STORY OF A PROSTITUTE

STORY OF A PROSTITUTE (SHUNPU DEN)

(director: Seijun Suzuki; screenwriters: story by Taijiro Tamura/Hajime Takaiwa; cinematographer: Kazue Nagatsuka; editor: Akira Suzuki; music: Naozumi Yamamoto; cast: Yumiko Nogawa (Harumi), Tamio Kawaji (ShinkichiMikami), Isao Tamagawa (Lieutenant Narita), Hiroshi Cho (Shibata), Hideaki Esumi (Machida), Shigeyoshi Fujioka (Kimura), Kaku Takashina (Makita), Shoichi Ozawa (Sergeant Akiyama); Runtime: 96; MPAA Rating: NR; producer: Kaneo Iwai; Criterion Collection; 1965-Japan-in Japanese with English subtitles)


Give me a Suzuki yakuza film anytime.”

Reviewed by Dennis Schwartz

A challenging story on military life and the life of a prostitute, as seen through her eyes. It’s based on the popular novel by Taijiro Tamura, and is written by Hajime Takaiwa.
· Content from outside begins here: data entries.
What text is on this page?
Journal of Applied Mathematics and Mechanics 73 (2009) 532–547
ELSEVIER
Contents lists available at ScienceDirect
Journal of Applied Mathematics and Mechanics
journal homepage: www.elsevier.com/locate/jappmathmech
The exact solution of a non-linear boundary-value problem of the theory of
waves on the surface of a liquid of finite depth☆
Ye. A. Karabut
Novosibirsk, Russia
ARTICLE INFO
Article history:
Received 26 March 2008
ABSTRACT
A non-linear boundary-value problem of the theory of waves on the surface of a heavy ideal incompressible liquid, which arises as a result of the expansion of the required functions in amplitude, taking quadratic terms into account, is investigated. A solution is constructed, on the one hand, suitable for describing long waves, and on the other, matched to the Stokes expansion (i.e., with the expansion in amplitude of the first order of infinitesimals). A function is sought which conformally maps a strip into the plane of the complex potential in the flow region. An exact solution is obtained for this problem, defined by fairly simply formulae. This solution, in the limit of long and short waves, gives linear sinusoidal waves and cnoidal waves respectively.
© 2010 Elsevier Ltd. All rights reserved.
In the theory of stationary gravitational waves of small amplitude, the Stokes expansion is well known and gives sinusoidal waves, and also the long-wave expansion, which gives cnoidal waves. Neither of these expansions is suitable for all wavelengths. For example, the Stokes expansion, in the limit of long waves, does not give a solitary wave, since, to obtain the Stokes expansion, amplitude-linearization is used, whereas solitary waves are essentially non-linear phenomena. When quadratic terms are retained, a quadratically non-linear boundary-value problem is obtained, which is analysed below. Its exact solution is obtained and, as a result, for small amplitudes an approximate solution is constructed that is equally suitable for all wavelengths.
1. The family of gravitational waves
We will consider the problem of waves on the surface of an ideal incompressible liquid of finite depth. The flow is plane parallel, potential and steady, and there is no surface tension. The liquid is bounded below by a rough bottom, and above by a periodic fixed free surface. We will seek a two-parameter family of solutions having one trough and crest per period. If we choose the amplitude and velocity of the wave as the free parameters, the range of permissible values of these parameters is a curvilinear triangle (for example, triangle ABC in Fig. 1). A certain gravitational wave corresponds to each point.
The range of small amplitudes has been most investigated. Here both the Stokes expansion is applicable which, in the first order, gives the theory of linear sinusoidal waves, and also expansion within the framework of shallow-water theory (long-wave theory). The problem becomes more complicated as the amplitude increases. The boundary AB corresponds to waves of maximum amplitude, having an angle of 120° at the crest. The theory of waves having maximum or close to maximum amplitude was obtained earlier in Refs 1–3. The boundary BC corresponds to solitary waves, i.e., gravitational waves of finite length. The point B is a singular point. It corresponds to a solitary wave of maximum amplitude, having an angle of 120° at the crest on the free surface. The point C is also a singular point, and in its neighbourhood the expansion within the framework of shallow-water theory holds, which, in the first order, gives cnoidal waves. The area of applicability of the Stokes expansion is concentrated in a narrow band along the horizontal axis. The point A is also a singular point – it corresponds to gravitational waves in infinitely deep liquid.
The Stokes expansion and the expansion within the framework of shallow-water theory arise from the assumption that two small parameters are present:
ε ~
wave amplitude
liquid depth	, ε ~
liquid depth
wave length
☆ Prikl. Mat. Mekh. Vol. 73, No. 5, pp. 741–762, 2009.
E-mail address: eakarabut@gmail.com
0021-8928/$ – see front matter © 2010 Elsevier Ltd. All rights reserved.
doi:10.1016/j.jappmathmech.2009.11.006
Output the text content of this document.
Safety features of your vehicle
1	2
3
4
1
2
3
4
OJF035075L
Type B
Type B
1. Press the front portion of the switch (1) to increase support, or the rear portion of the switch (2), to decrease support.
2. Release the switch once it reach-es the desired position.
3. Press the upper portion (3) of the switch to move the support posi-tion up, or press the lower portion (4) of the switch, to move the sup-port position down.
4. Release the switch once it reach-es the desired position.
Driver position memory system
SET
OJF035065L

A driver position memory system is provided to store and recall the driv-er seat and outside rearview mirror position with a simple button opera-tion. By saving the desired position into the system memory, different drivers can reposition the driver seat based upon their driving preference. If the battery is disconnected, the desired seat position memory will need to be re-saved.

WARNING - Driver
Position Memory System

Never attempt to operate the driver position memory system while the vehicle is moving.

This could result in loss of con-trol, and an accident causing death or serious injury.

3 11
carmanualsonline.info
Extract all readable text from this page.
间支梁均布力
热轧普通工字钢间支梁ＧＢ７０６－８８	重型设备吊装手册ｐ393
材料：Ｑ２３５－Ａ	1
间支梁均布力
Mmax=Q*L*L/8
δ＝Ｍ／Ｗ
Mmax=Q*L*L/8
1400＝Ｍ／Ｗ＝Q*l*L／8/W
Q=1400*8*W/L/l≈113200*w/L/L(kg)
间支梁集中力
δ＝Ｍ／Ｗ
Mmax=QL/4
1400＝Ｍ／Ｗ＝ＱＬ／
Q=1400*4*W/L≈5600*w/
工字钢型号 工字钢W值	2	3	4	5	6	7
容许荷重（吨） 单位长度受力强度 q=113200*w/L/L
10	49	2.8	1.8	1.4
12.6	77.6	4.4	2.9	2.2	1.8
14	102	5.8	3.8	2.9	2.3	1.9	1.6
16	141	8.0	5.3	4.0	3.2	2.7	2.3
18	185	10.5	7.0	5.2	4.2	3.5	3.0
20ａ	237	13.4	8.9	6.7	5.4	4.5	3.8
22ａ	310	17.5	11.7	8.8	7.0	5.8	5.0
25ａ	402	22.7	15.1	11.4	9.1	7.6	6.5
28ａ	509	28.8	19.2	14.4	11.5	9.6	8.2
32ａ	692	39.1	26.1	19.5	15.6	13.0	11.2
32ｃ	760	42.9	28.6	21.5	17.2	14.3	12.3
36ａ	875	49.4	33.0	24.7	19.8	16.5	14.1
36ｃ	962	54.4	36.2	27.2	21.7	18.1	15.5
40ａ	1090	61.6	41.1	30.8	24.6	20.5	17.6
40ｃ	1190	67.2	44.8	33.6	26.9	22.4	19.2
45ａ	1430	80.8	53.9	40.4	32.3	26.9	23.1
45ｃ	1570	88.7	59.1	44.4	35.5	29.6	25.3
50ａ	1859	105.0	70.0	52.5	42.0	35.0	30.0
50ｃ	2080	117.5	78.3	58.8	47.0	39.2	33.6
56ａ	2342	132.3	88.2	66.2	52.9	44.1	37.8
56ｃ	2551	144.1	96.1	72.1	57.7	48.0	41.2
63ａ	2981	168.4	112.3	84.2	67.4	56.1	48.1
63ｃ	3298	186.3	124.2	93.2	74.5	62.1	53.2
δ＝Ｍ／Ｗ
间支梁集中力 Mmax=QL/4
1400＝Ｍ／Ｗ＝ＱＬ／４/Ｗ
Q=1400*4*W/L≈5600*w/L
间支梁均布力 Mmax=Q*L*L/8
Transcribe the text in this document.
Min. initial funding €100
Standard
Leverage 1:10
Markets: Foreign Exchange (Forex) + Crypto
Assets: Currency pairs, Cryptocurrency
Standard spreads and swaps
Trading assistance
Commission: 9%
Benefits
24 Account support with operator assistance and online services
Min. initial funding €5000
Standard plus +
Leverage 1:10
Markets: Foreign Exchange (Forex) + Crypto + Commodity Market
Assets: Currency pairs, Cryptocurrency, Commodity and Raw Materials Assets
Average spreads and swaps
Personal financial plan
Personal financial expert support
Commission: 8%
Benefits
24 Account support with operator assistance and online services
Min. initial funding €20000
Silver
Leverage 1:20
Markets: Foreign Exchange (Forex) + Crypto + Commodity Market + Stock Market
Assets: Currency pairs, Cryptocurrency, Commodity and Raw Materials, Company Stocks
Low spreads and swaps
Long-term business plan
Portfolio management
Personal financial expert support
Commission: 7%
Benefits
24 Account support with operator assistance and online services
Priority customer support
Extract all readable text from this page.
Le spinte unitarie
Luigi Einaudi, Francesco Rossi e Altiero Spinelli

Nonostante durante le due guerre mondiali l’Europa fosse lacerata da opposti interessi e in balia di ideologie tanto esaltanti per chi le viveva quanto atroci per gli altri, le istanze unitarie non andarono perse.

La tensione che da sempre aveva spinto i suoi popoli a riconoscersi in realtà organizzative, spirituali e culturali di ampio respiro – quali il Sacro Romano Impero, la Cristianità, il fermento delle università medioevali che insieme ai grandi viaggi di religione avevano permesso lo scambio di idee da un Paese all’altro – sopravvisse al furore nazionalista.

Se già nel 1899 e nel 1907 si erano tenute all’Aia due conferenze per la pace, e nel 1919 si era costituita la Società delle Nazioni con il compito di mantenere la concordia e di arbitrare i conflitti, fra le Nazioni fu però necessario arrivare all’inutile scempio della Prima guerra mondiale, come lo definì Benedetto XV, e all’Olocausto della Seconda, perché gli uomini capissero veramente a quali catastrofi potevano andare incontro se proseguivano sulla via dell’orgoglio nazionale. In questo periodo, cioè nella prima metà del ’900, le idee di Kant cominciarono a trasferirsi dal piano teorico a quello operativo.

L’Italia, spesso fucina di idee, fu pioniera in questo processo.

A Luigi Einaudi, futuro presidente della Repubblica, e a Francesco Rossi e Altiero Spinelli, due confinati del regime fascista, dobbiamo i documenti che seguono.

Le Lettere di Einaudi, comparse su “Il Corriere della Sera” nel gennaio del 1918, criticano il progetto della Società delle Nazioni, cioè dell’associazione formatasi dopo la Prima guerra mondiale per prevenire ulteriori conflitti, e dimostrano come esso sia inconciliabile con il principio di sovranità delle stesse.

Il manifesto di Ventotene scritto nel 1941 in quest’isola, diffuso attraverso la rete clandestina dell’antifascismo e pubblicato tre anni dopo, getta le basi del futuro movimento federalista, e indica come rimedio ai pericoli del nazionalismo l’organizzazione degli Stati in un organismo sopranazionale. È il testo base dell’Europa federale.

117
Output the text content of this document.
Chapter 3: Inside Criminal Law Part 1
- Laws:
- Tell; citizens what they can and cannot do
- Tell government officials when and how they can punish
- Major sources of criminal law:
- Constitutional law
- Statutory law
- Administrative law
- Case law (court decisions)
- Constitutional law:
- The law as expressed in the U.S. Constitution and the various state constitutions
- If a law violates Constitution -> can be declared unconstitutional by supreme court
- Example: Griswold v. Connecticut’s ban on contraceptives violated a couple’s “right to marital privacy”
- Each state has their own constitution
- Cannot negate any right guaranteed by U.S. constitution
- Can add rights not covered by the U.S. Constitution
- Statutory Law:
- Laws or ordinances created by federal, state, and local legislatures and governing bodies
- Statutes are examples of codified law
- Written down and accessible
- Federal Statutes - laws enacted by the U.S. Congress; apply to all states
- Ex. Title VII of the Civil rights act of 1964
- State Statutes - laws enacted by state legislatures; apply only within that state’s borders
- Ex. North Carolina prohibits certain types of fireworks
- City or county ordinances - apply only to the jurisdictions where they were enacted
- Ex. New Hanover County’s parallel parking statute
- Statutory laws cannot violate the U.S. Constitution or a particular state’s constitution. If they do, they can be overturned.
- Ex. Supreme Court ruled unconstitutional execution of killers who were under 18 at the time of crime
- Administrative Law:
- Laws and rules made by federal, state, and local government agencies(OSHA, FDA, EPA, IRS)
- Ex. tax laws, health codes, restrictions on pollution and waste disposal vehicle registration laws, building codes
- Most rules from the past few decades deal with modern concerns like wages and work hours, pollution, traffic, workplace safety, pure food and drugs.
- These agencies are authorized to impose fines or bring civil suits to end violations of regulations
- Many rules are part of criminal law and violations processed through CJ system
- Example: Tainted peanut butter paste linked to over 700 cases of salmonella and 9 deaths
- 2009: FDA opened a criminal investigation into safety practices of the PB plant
Maverick director Seijun Suzuki (“Branded to Kill”/”Tokyo Drifter”/”Pistol Opera”)keeps it tense and eloquent.

In 1937 when prostitute Harumi (Yumiko Nogawa) is rejected by her upper-class lover, who marries a respectable woman, she bolts from working in the Chinese city of Tianjin to volunteer to serve as a “comfort woman” for a Japanese battalion fighting at the Manchurian front. The sadistic Lieutenant Narita (Isao Tamagawa), the company commander, mistreats her and keeps her as his woman servant, as she also serves the sexual needs of the other soldiers. But Harumi falls in love with Narita’s sensitive orderly, Corporal Mikami (Tamio Kawaji), and their affair brings about tragic consequences for both and depicts how military life is de-humanizing.

The black and white film though well-executed and acted, never moved me as much as it should have. The film is meant to criticize the Japanese military for their rigidity, brutality and misplaced loyalty to their traditions of self-sacrifice. Give me a Suzuki yakuza film anytime.